徐氏心中发苦,面上却镇定,“这个家轮不到她做主,她高兴也得受着,不高兴也得受着,”
国公爷颔首,“我若开口,她必定委屈,以为我当公爹的偏袒老大媳妇,你去好好跟她说,让她该退便退下来,家里也不会亏待她。”这件事徐氏出面最为稳妥。
徐氏笑着应下了。
这厢宁晏随着葛氏和秦氏一路往西府走。
半路,葛氏就顾着与秦氏商议如何制住那丫鬟,压根看都不看宁晏一眼,葛氏也不是个好相与的,上回宁晏在二房立了威,惹得二房老夫人与她控诉了许久,直道宁晏心眼黑,葛氏便有些不服气,一个十六岁的黄毛丫头想做她们的主,门都没有。
宁晏落后二人数步,轻轻招来如霜,交待数句,如霜折去了总管房,宁晏方带着如月跟上葛氏等人步伐。
一行人到了葛氏的清芷园,隔着一片白墙黑瓦披着簇簇秋紫藤的院头,便听得里头传来嘶声力竭的哭,还夹杂着一年轻姑娘清脆的斥声,场面有些混乱。
葛氏在院外听得那丫鬟敢驳自己女儿,气得三步当两步冲了进去,扒在门口便喝道,“你个小娼妇,敢这么跟家里大小姐说话,不就是被睡了吗?还睡出底气了是吗?”
那丫鬟听得葛氏泼辣的破锣嗓子,吓得一哆嗦,连忙止了声。
宁晏听得这话,却皱了皱眉,哪有当家主母如此口无遮拦,还有这么多晚辈在场呢,她本以为宁家够没规矩了,不成想这二房与三房竟也好不到哪里去。
心中嫌恶,面上却不显,与秦氏一前一后跨入院门,只见一穿着杏色比甲的女婢颤颤跪在院中,三个婆子手执扫帚看守着她,她身上的比甲被扯破了,只有一身粉色的裙衫裹着,在这样寒冬腊月里显得单薄,她抱着双臂冷得瑟瑟发抖,面庞泪痕交织,头发凌乱,红唇哭过艳艳的,隐约瞧出有几分美貌,发现门口来了人,当即止了哭声,吸了吸鼻子,只打量着宁晏二人不敢吱声。

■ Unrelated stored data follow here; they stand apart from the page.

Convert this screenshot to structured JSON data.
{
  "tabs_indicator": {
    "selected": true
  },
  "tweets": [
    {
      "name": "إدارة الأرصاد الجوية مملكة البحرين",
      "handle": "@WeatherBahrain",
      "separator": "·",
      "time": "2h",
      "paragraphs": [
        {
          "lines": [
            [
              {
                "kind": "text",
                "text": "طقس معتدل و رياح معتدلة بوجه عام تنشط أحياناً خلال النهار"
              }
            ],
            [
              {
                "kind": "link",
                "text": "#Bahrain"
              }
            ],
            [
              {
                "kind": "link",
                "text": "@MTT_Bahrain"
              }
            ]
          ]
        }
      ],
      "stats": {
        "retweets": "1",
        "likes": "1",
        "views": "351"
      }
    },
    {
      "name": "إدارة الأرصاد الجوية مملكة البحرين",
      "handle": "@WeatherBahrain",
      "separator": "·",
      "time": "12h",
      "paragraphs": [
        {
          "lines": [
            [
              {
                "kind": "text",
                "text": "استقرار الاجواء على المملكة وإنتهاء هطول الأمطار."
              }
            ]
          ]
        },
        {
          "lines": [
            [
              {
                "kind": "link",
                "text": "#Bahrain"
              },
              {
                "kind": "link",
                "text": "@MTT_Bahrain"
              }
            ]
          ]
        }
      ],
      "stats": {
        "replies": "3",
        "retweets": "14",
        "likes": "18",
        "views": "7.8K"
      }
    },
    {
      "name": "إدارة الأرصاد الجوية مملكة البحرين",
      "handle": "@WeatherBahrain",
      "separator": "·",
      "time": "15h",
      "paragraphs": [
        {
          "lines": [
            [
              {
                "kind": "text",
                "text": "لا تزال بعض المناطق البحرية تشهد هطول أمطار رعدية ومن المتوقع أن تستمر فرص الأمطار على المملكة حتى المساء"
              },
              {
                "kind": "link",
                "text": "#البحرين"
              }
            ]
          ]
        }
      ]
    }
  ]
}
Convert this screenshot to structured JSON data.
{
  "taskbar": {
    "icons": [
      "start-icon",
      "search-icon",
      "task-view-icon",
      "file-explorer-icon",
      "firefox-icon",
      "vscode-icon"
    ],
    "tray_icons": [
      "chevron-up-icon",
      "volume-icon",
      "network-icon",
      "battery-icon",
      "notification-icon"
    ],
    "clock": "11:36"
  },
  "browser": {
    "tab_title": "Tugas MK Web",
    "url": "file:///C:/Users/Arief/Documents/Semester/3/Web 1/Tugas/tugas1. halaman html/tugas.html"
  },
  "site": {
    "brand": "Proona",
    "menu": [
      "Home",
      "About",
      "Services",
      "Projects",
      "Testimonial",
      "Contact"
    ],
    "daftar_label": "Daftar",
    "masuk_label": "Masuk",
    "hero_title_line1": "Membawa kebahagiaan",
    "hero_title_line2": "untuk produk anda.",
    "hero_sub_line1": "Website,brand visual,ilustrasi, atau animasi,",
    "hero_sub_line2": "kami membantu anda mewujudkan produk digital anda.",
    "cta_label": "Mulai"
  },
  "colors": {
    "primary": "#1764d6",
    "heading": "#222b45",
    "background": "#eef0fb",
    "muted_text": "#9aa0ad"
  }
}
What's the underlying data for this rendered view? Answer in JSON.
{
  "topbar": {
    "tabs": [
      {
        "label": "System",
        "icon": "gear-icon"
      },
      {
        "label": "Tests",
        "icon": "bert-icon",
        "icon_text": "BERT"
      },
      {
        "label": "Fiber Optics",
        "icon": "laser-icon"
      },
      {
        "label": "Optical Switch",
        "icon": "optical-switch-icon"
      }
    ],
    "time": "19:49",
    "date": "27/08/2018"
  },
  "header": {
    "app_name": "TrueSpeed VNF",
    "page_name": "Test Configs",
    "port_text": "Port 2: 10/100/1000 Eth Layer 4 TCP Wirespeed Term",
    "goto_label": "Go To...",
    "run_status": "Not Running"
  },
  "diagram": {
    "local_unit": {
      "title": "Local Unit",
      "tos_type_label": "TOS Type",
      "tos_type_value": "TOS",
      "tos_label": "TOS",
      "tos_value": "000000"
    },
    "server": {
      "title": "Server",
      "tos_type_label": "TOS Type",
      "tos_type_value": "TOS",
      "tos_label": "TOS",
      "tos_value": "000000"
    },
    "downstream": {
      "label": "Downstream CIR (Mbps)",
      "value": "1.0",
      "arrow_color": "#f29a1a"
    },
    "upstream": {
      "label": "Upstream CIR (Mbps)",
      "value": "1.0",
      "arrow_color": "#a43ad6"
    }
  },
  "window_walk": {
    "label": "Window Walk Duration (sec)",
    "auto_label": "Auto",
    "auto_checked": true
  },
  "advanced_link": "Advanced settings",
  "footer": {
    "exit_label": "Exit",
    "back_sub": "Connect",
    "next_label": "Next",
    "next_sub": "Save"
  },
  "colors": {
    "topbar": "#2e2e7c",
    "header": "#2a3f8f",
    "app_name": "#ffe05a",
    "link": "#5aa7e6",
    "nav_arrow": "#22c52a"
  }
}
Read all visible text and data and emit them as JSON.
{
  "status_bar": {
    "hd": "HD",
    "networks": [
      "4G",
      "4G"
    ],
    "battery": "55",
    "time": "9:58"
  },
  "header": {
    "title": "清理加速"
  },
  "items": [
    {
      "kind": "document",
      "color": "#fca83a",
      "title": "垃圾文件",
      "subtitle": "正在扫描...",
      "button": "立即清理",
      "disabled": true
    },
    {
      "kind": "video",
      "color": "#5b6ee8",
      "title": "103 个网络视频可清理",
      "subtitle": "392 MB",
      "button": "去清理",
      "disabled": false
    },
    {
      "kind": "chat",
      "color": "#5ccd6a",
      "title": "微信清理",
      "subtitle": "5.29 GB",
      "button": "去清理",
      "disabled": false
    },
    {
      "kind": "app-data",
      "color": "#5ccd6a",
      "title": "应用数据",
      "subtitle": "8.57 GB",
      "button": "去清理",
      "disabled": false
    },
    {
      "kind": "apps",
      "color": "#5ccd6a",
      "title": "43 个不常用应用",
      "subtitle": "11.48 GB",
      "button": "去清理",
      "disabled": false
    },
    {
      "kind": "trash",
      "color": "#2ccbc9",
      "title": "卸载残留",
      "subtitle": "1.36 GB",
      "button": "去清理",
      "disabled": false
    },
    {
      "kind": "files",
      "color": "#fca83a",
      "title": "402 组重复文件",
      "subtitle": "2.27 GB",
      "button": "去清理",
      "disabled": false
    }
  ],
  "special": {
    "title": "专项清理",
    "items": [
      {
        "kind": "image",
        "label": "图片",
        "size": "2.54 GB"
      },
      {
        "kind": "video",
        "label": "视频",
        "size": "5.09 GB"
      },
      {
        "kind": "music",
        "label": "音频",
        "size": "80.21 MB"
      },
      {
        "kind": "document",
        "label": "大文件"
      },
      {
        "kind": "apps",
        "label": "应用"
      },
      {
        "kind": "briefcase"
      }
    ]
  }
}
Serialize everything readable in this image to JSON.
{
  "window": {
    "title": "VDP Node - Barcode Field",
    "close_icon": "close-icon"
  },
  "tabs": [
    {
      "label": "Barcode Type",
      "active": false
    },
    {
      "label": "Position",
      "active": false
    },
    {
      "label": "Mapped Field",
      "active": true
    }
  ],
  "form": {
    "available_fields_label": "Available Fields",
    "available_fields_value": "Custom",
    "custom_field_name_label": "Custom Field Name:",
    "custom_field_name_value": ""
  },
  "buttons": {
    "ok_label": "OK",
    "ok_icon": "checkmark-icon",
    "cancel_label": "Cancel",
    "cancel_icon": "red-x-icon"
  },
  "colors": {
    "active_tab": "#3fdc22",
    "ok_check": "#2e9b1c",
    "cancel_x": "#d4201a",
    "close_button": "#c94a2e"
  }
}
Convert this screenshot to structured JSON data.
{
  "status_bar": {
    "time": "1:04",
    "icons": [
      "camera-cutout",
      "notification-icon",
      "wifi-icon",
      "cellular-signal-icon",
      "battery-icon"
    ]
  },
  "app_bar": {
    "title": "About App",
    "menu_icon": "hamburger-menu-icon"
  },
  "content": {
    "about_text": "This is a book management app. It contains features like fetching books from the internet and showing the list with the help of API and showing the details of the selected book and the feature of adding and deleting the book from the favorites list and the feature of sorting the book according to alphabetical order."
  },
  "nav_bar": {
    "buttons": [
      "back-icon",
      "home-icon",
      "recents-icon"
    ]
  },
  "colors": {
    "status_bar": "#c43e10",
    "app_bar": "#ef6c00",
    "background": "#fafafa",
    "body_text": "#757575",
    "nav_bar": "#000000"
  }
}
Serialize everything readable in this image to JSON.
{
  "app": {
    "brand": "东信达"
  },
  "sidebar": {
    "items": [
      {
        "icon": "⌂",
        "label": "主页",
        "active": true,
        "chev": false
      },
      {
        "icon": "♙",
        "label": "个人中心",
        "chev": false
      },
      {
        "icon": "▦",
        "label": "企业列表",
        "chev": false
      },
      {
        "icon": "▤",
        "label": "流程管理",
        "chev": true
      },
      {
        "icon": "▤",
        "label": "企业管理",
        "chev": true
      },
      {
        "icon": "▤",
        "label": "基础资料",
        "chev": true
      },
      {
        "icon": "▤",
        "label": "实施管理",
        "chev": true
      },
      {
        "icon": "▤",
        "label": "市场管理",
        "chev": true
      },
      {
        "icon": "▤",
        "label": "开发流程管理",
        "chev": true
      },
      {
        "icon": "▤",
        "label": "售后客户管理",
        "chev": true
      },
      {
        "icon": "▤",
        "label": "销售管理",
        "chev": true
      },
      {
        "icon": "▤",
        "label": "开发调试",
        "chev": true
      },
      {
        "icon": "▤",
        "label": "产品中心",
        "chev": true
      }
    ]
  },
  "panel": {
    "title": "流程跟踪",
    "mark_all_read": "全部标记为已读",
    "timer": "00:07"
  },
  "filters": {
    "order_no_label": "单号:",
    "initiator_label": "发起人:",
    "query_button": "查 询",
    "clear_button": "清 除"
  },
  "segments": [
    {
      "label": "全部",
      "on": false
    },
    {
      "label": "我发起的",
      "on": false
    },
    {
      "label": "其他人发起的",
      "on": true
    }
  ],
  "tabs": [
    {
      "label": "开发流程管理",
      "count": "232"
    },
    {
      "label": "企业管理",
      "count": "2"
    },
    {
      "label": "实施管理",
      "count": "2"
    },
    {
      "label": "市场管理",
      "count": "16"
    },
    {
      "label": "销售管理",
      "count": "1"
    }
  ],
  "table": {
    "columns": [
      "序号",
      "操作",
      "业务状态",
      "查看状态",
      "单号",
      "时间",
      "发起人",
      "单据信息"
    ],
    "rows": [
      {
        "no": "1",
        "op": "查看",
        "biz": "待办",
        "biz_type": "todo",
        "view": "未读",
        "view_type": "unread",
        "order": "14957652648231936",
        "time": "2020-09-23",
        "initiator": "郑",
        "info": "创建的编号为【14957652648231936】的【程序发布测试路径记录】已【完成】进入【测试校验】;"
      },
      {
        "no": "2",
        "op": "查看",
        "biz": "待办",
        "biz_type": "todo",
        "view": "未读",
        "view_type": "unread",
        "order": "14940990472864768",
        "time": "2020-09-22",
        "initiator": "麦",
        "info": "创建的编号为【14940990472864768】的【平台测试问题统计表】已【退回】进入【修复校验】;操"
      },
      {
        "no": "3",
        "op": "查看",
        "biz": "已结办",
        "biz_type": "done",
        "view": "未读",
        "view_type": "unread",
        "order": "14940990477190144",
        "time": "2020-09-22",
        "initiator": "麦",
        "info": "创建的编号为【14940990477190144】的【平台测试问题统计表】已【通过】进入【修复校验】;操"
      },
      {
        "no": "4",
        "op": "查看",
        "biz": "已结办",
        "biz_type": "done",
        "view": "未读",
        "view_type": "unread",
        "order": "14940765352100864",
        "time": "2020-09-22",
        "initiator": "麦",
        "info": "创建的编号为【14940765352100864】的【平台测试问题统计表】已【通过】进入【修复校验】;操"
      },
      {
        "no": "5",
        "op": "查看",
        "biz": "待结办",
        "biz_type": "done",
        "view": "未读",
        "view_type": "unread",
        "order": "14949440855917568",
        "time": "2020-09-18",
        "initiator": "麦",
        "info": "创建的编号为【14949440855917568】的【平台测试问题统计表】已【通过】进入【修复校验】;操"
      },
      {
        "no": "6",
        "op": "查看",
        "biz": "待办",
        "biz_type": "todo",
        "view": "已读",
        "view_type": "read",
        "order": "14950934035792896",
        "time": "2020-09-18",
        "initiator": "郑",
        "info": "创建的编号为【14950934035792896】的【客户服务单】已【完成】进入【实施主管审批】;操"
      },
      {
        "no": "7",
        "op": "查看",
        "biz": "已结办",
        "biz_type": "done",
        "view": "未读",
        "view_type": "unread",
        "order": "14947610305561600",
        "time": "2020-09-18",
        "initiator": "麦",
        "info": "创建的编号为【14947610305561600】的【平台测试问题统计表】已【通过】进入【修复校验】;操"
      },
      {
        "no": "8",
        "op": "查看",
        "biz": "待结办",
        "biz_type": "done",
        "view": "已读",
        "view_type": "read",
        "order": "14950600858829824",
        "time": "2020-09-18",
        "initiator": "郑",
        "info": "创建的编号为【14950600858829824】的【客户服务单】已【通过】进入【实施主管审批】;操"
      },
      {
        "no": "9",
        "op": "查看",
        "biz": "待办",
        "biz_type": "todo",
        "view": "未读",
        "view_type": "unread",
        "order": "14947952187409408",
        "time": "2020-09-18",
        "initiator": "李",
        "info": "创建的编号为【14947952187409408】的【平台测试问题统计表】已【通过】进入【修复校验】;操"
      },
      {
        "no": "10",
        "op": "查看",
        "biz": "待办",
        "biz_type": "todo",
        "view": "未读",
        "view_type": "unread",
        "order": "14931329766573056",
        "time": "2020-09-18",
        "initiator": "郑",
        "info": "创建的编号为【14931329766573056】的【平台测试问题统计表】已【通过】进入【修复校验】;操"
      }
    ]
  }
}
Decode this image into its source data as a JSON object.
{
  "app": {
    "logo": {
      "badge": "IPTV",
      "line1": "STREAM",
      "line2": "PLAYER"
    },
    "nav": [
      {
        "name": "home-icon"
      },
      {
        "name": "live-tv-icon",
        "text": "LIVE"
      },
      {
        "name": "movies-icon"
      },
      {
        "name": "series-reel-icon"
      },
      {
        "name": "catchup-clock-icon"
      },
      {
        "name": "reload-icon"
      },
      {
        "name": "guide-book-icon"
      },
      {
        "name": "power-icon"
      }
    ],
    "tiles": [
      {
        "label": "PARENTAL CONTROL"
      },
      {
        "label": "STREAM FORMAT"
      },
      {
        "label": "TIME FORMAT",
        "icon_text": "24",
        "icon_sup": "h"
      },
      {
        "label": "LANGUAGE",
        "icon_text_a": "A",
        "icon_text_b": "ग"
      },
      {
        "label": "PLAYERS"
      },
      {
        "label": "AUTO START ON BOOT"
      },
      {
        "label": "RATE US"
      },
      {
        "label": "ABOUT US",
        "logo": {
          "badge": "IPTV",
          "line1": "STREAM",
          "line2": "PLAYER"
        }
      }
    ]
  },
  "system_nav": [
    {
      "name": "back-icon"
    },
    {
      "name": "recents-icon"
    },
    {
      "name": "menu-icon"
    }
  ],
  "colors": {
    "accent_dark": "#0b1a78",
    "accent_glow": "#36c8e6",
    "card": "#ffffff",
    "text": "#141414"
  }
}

廊庑下还站着一年轻妇人与一少女,少女生得眉目周正,大约十四五岁的年纪,明显有几分稚嫩,她望见宁晏与秦氏一同行来,先规规矩矩朝宁晏施了一礼,又朝秦氏屈膝,
“见过两位嫂嫂。”旋即便退去一旁。
年轻妇人便腼腆许多,柔柔弱弱露出一笑,宁晏知她是三房长媳余氏,而那少女则是葛氏嫡亲的女儿燕珏。
葛氏一瞅见跪在院中的秀华,脸上的怒色便收不住,作势又要发作,宁晏头疼道,
“三婶,外面冷,入屋说话吧。”
葛氏想起宁晏身子不爽利,忍了忍,冲秀华瞪圆双眼,凶狠道,“少玩花样,滚进来说话!”
五个仆妇守在外头,余下二人提着那女子扔进了厅堂,宁晏与葛氏分坐主位,秦氏坐下葛氏下首,余氏跟燕珏便挨着宁晏下方锦杌坐着,屋子正中搁着一炭盆,如月特意将炭盆往宁晏腿边挪了挪,女婢依次奉了茶,厚厚的门帘被放下,那唤作秀华的女子怔怔望着炭火,渐渐寻到一丝知觉,眼泪缓缓滑了下来,
“世子夫人,二少夫人,还请两位替奴婢做主,五日前”
“行了行了,”葛氏不耐烦打断她,眼色阴冷又嫌恶,“你的那点破事就不必说了,长房的两位少夫人都晓得了,今个儿我也把话放在这里,丧葬期间与主子通奸,放去哪一家都是绞死的大罪,你如今也别在这里哭爹喊娘的,身子都不清白了,换做旁的有骨气的丫鬟早就投湖自尽了,哪有你这等没脸面的还在这里要名分,你也配?”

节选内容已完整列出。